Willy Brandt’s wife Rut buried in Germany
11 August 2006
BERLIN – Rut Brandt, who was married to former German Chancellor Willy Brandt for 32 years, was buried in Berlin on Friday at a ceremony attended by family and friends from political life.
Among the guests were German Foreign Minister Frank-Walter Steinmeier, Berlin Mayor Klaus Wowereit and Kurt Beck, head of Brandt’s co-governing Social Democratic Party (SPD).
In his homily, theologian Friedrich Schorlemer praised Norwegian-born Rut as “a self-assured and warm person who enjoyed life” until her death aged 86 on July 28.
Born Rut Hansen in Hamar, in 1920, she grew up in poverty, leaving school at 15 to take up a series of menial jobs before becoming active in politics and joining a Socialist youth group.
During World War II she became involved in resistance to the Nazi occupation, fleeing in l942 to Sweden where she met Brandt, who had sought refuge there from Nazi rule in Germany.
The couple married in 1948 – the second marriage for both of them.
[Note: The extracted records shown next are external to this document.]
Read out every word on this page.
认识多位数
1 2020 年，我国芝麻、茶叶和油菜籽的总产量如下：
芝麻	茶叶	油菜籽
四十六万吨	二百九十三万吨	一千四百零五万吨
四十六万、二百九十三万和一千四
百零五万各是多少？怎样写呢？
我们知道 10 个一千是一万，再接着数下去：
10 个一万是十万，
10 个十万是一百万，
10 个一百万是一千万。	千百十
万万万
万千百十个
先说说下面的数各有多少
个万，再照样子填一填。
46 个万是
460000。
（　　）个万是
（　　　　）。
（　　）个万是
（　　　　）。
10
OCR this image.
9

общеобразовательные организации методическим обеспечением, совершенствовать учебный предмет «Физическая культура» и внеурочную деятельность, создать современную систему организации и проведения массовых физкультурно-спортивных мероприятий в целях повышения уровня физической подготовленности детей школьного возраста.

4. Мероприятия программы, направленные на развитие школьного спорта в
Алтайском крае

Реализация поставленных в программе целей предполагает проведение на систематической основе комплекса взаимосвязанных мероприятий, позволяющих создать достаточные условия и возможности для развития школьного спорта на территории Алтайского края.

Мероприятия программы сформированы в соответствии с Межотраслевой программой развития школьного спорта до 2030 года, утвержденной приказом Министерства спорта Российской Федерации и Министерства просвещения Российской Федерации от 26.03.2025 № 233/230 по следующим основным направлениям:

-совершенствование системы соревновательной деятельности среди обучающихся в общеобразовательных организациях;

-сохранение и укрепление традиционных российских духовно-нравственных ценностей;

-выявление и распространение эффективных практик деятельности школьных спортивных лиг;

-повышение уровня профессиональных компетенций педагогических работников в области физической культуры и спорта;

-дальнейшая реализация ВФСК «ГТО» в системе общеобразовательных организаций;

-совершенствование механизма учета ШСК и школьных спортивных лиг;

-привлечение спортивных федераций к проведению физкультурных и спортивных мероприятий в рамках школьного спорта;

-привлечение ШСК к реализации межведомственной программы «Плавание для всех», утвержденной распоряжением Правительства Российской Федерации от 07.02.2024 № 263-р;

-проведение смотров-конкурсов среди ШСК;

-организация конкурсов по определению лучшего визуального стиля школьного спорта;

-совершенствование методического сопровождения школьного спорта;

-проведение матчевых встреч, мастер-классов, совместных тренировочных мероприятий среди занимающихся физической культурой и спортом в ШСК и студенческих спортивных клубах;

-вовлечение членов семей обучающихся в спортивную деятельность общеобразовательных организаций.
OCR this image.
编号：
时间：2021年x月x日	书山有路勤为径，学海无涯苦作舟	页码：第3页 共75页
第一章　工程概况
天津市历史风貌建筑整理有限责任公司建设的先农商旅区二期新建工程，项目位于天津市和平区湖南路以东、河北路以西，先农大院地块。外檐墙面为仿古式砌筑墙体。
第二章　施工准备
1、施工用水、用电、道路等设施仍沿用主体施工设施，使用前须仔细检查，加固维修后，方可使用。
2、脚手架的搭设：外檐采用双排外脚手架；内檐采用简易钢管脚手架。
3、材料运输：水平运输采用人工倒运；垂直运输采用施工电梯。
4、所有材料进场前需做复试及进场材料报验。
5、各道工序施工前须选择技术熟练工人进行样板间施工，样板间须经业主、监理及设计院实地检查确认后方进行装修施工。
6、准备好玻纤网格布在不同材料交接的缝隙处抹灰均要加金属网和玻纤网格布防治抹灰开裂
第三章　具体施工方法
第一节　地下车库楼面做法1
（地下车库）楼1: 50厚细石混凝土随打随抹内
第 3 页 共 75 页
Rut played an important role during Brandt’s early political career in post-war Germany through his time as mayor of West Berlin (1957-1966), then West German foreign minister and vice chancellor (1966-1969) and later on as chancellor from 1969 to 1974.
Elegant and good-looking, she was a popular and successful politician’s wife, sometimes dubbed the Social Democrats’ Jackie Kennedy.
She acted as hostess to President John F. Kennedy on June 26, 1963, when he stood at the Berlin Wall and spoke out for the city’s freedom by declaring, “Ich bin ein Berliner.”
Despite a cooling in their relationship, she stood by her husband when he was forced to resign in 1974 after it was discovered that Guenter Guillaume, one of his close aides, was a top East German spy.
Brandt eventually left her in l979 for Brigitte Seebacher, one of his assistants, and the couple was divorced a year later. Brandt himself died in 1992.
After the divorce Rut, who had three sons with Brandt, maintained both an independent public role and her popularity as one of Germany’s most effective first ladies.
She also wrote two books and lived in Norway and Denmark before returning to Berlin with Danish journalist Niels Norlund whom she lived with for 22 years with until he died in 2004.
Rut Brandt spent the final years of her life in a retirement home. She was buried in the same cemetery where Willy Brandt is laid to rest.
“Now they share the earth of Berlin together, the place of happy, satisfying years,” Schorlemer said.